Science & Technology

Anaplan delivers mixed results: a smaller-than-expected loss on lower revenue

Anaplan Inc. delivered a mixed bag of fiscal fourth-quarter results today, beating estimates on earnings but missing on revenue.

Even so, its stock stayed flat in after-hours trading, having gained amid a wider run up in the Nasdaq index earlier in the day.

The company reported a net loss of $42.04 million, amounting to a loss of seven cents per share. Revenue for the period rose 25% from a year ago, to $122.5 million. Wall Street was looking for a bigger loss of 11 cents per share, albeit on higher sales of $154.71 million. Anaplan’s full fiscal 2021 revenue rose 29% from fiscal 2020, to $447.8 million.

Anaplan Chief Executive Frank Calderoni (pictured) said the company delivered solid execution in fiscal 2021 and saw steady new customer growth in the final quarter. “We are seeing a rising demand for rapid scenario-based planning as our customers are looking for the best way to plan for an uncertain and unpredictable future,” he said.
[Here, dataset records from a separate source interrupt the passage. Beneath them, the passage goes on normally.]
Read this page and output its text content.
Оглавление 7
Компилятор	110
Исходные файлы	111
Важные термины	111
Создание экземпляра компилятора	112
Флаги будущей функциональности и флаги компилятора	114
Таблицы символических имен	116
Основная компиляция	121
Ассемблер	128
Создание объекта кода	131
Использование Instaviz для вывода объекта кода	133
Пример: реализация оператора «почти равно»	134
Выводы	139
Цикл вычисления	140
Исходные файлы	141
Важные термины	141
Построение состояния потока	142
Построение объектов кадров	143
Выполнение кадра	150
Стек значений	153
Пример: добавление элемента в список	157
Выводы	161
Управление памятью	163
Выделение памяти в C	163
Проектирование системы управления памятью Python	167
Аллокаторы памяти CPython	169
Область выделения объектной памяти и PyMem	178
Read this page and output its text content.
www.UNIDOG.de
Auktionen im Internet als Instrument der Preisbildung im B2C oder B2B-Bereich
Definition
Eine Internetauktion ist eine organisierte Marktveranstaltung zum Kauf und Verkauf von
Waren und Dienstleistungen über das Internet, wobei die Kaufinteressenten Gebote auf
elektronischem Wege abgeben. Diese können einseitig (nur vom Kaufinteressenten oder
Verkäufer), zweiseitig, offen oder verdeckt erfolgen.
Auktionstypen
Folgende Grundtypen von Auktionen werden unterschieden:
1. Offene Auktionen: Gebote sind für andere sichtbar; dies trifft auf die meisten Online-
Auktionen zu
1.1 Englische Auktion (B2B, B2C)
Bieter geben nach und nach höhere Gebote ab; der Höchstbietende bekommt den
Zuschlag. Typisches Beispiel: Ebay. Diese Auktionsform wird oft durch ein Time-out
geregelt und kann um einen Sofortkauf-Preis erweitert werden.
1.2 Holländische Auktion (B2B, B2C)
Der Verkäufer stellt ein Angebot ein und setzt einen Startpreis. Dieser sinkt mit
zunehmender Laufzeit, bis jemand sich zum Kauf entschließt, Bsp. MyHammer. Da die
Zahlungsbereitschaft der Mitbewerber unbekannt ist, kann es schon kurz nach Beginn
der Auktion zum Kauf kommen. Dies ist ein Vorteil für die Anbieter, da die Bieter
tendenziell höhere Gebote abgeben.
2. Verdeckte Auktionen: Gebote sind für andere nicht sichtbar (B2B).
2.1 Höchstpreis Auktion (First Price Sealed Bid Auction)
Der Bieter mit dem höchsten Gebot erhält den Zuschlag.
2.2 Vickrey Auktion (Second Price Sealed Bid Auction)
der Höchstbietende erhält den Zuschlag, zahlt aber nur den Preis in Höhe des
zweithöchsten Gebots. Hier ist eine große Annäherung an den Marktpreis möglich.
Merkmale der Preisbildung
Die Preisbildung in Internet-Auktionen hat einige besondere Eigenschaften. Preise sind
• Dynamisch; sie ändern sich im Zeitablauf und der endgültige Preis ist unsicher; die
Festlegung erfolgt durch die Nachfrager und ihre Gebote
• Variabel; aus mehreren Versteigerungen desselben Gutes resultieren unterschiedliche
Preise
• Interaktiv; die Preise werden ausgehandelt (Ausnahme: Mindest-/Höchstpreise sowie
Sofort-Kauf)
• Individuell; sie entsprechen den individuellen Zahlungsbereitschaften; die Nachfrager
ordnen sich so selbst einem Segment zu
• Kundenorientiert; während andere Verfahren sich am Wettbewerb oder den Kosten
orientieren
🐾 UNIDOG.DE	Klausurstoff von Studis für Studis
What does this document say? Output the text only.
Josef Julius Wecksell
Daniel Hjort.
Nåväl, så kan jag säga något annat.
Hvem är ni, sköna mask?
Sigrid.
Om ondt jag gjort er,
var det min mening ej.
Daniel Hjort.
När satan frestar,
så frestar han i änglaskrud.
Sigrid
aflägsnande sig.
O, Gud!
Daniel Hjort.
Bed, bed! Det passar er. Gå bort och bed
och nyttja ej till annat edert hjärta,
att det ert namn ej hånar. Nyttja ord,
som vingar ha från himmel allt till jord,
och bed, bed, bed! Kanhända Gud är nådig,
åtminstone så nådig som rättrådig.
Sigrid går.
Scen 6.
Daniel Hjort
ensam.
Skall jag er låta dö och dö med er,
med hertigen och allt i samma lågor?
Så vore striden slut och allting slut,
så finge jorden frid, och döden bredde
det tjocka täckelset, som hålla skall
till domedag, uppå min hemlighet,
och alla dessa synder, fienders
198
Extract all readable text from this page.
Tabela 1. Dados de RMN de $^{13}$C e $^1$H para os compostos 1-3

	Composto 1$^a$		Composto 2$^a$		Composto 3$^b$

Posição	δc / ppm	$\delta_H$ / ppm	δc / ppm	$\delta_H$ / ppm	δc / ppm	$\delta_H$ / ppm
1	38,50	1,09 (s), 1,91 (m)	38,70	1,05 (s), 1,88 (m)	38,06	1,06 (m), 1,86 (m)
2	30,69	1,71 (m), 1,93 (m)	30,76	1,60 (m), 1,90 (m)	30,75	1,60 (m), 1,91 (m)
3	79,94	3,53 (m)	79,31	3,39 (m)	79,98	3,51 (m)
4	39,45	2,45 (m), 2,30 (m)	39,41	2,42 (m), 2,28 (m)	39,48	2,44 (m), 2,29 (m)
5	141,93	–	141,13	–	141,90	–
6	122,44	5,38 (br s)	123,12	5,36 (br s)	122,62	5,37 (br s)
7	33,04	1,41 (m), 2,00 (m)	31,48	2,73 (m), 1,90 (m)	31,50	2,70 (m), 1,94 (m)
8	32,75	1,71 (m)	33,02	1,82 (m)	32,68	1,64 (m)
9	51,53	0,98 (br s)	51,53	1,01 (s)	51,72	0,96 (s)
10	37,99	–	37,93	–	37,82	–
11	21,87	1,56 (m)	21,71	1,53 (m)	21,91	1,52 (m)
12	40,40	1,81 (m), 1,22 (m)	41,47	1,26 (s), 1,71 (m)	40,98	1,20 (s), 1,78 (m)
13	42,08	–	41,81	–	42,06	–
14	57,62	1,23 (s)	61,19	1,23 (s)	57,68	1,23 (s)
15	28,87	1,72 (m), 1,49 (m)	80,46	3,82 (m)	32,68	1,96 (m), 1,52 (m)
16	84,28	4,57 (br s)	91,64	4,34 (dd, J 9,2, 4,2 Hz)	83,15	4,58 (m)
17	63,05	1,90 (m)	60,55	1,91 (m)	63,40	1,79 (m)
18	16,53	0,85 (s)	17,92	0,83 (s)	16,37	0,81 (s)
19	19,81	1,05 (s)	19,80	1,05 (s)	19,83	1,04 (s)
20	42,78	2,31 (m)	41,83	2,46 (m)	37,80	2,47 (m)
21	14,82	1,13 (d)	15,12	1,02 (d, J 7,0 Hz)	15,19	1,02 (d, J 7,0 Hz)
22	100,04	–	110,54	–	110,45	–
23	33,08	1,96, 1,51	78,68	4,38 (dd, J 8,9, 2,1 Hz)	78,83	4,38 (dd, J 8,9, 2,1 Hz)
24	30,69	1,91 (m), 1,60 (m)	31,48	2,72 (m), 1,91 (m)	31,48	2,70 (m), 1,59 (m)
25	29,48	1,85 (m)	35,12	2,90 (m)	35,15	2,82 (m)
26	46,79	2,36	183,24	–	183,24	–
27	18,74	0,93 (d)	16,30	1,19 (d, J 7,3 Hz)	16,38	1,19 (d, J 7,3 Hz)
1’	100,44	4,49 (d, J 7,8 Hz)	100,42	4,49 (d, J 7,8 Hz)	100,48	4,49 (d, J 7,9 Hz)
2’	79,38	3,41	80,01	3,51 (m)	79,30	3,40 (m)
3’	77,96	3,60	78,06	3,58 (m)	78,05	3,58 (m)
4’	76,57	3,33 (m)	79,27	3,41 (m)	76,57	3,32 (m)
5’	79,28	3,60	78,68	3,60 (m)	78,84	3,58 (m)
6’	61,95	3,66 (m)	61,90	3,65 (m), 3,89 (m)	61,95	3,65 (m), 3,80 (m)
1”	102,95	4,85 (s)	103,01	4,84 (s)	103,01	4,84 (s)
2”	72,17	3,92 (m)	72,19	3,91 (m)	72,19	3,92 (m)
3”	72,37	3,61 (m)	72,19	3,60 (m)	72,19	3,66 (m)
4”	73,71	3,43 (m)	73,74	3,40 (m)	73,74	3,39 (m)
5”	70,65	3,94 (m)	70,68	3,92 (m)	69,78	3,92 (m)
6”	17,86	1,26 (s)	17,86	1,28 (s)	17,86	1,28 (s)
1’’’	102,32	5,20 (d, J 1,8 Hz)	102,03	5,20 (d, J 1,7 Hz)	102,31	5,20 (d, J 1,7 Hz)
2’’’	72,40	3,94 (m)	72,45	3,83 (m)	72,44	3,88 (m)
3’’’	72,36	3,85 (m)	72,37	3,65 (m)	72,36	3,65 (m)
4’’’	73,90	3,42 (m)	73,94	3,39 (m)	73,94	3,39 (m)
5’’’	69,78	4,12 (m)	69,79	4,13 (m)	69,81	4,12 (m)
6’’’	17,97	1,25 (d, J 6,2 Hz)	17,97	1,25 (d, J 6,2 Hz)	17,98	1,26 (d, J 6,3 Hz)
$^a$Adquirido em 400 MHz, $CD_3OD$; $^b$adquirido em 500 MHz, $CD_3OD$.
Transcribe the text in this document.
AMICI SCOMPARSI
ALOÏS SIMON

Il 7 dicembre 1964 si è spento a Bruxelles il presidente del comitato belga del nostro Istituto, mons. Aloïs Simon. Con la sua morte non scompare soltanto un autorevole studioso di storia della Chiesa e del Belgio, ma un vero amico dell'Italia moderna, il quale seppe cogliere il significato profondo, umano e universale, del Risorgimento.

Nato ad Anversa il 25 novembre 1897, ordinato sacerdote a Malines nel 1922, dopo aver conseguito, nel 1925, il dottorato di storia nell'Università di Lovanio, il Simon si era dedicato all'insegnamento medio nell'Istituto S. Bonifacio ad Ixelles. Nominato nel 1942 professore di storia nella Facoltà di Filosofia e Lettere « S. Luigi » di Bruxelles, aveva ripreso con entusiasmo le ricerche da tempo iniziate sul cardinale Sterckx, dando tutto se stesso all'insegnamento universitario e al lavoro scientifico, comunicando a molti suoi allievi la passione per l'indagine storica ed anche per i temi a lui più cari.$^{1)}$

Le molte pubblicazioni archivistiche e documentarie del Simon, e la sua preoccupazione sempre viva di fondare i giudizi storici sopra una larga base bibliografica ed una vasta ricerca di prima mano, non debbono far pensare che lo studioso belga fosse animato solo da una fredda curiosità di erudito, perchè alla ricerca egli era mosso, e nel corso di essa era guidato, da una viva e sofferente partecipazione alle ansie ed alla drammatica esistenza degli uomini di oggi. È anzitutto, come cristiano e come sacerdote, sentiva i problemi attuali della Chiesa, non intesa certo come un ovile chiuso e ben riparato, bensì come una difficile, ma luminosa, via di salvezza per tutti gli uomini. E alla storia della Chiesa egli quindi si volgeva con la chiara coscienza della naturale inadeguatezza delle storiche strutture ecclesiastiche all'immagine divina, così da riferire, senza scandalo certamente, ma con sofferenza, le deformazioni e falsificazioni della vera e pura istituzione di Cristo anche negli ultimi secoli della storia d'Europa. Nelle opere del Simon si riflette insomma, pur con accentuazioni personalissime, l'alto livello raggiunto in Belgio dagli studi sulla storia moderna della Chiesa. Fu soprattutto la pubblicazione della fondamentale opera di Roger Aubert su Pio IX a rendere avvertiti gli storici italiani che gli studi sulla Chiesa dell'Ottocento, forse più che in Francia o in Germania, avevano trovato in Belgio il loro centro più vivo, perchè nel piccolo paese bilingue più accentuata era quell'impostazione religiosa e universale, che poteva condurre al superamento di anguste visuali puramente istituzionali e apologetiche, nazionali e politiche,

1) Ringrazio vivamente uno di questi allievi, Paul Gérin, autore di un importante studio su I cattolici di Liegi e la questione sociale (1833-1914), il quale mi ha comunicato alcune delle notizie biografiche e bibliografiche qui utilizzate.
When it comes to business planning, there are few that compete with Anaplan. The company sells an enterprise platform that’s versatile enough for all kinds of business planning purposes. Its offering is centered on an in-memory database and calculation engine called HyperBlock that enables customers to organize and analyze disparate sets of data quickly from finance, human resources, sales and other business operations.

One key advantage of Anaplan’s platform, which is available on Amazon Web Services Inc.’s public cloud, as well as Google Cloud, is its Excel-style functionality, which helps make it more accessible to ordinary business workers. The software includes modules to help make data-driven decisions in key areas such as budgeting, demand, quota and workforce planning, planning and forecasting, commission calculation, financial consolidation and profitability modeling, for example.

Demand for Anaplan’s software appears to be fairly solid, if the company’s growth metrics are any indication. For one, Anaplan said, its fourth-quarter subscription revenue came to $112.6 million, up 26%.

Meanwhile, its remaining performance obligation grew by 25% from a year ago to $818 million. RPO represents the total future performance obligations arising from contractual relationships. In other words, it’s the sum of the invoice amount and future amounts not yet invoiced for contracts with customers.

Anaplan also reported a dollar-based net expansion rate of 114%, representing the percentage of business it has been able to keep and expand over the last year.

Positive growth aside, Anaplan’s outlook for the next quarter and full year was somewhat less encouraging. For the first quarter of fiscal 2022, Anaplan is expecting revenue of between $126.5 and $127.5 million, which is some way off Wall Street’s forecast of $163.47 million.

Anaplan did at least update its fiscal 2022 guidance, saying it now expects total revenue for the year of $550 million to $555 million, up from a previous range of $545 million to $550 million.